Comparing Dual and Single Point Spring Coilers
Modern CNC spring coiling machines can be divided into single-point or dual-point coilers. Dual-point coilers have two coiling points that make contact with the wire to coil it into the correct shape. Single-point spring coilers function with the same principles, but utilize only one coiling point.
In order to coil wire, all coilers must make contact with the wire in at least three areas. Since they have only one coiling point, single-point coilers require an arbor for coiling. Dual-point coilers only require an arbor for cutoff.
Dual-point spring coiling technology was developed in Europe, while single-point spring coiling technology was developed in North America. With the right setup, quality coiling machines of either type can produce springs with a variety of wire diameters, coil diameters, initial tensions and spring indexes. Beyond that, both single-point and dual-point coilers have different sets of strengths and weaknesses. The best choice for your spring manufacturing operation depends on the types, variety and requirements of the springs you plan to produce.
Advantages of single-point spring coilers
Single-point spring coilers are more versatile in the types of springs they can produce. Extension springs, for example, require higher amounts of initial tension than can usually be achieved with dual-point technology. Straight-leg torsion springs and magazine springs can also be produced on standard single-point coilers, whereas dual-point coilers would require modifications.
Because of the comparative simplicity of the coiling point setup, single-point coilers are more conducive to cassette tooling. Cassette tooling allows operators to easily and quickly change coiler setups by switching out the individual tools (chuck, arbor, coiling point, etc.).
For the same reason that single-point coilers work better with cassette tooling, they can be easier for inexperienced operators to learn. With fewer variables in the setup process, new-employee training time can be reduced overall.
Advantages of dual-point spring coilers
Dual-point spring coilers are well suited to producing straight compression springs. By adding another point of contact, the system can reduce coiling friction. This can result in smoother inner surfaces of coils that may lead to longer-lasting compression springs in extremely high usage scenarios.
While slightly more complex, dual-point spring coilers can also be adjusted with more precision. The second coiling point adds four dimensions of mobility that can affect coil diameter and pitch. The added point of contact can also reduce wear and tear on other tooling in the system.

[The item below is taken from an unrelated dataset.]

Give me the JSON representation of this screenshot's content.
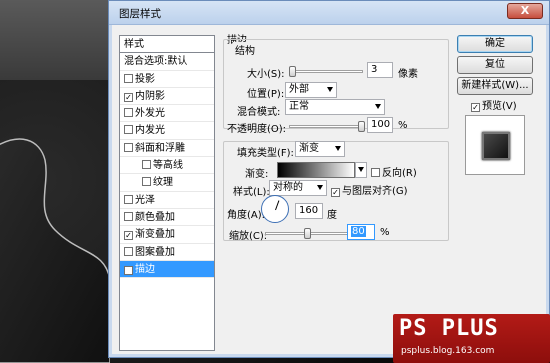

Furthermore, the need for a precisely formed arbor is eliminated by adding the second coiling point to the spring coiling system. In single-point coilers, the arbor is an important tool that must be carefully matched to each job.
Similarities between single and dual-point spring coilers
Despite their differences, single and dual point coilers are both theoretically capable of producing compression springs of the same quality. During the coiling process, the same stresses occur in the material in both coiler types. After springs are coiled, the same residual stresses remain, regardless of coiler type. According to SMI technical consultant Dan Sebastian (pp 20-21), “There is no difference between a single or dual point coiler when it comes to life expectancy of the spring…In the end, there is no substitute for the art and the skill of the setup person.”
Why AIM chooses to offer single-point spring coiling machines
All standard CNC spring coiling and wire forming equipment produced by Automated Industrial Motion (AIM) is of the single-point type. We choose to focus on this configuration for several reasons:
- Single-point coilers are more versatile, allowing a single machine to produce compression, extension, torsion and magazine springs. For job shops and OEM manufacturers producing more than one type of spring, single-point technology is the preferred choice.
- Single-point coilers more conducive to a cassette tooling approach for quick, repeatable changeovers.
- With the advent of CNC technology, training times for all types of manufacturing have been drastically reduced. By using simpler, easier to configure coiling systems, we prevent our equipment from becoming a training bottleneck for our customers.